Ariel Sharon et Condoleezza Rice

Ariel Sharon et Condoleezza Rice

 Plus récemment, lors de la Seconde Intifada, George W. Bush et Condoleezza Rice[i] empêchèrent Sharon de lancer des opérations militaires pour déraciner les nids de terroristes, ce qui a couté la vie à des centaines d’entre nous. L’Opération Rempart en avril 2002 fut tolérée par Washington, et encore, de façon très limitée et elle fut avortée avant son terme. C’est cela au demeurant qui a poussé Sharon au plus grand retournement de veste politique lorsqu’il a adopté sa politique d’abandon sans contrepartie de la Bande de Gaza en 2005. L’objectif consistait  à desserrer la pression américaine et internationale sur Israël.

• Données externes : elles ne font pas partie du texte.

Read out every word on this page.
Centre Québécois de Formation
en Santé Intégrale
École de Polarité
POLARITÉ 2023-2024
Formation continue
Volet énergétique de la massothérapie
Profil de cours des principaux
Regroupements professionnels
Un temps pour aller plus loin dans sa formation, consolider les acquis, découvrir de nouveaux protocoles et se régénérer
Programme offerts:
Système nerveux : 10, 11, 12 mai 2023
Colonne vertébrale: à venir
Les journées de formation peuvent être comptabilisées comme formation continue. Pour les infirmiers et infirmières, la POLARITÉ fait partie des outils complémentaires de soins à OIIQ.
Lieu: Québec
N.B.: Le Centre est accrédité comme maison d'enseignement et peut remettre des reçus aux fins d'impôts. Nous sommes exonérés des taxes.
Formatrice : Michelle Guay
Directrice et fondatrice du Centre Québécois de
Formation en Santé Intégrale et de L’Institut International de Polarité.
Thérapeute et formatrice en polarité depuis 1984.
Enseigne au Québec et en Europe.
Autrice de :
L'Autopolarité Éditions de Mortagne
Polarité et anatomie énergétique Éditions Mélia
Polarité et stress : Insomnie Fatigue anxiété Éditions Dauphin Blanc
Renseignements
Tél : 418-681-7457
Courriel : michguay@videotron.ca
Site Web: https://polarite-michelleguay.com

Ehoud Barak et Leon Panetta

Ehoud Barak et Leon Panetta

Ou alors, Obama manipulant l’opposition israélienne et même le leadership de la Défense d’Israël pour intercepter toute tentative militaire du Gouvernement de régler le problème nucléaire iranien Voir le témoignage incroyable avant son décès du défunt directeur du Mossad, Meïr Dagan, expliquant qu’il s’est entendu avec les américains, notamment avec Léon Panetta[ii], pour déjouer une offensive israélienne sur les installations nucléaires iraniennes. Et il s’est avéré récemment que le Président Shimon Pérès orchestrait dans les coulisses ce coup d’Etat.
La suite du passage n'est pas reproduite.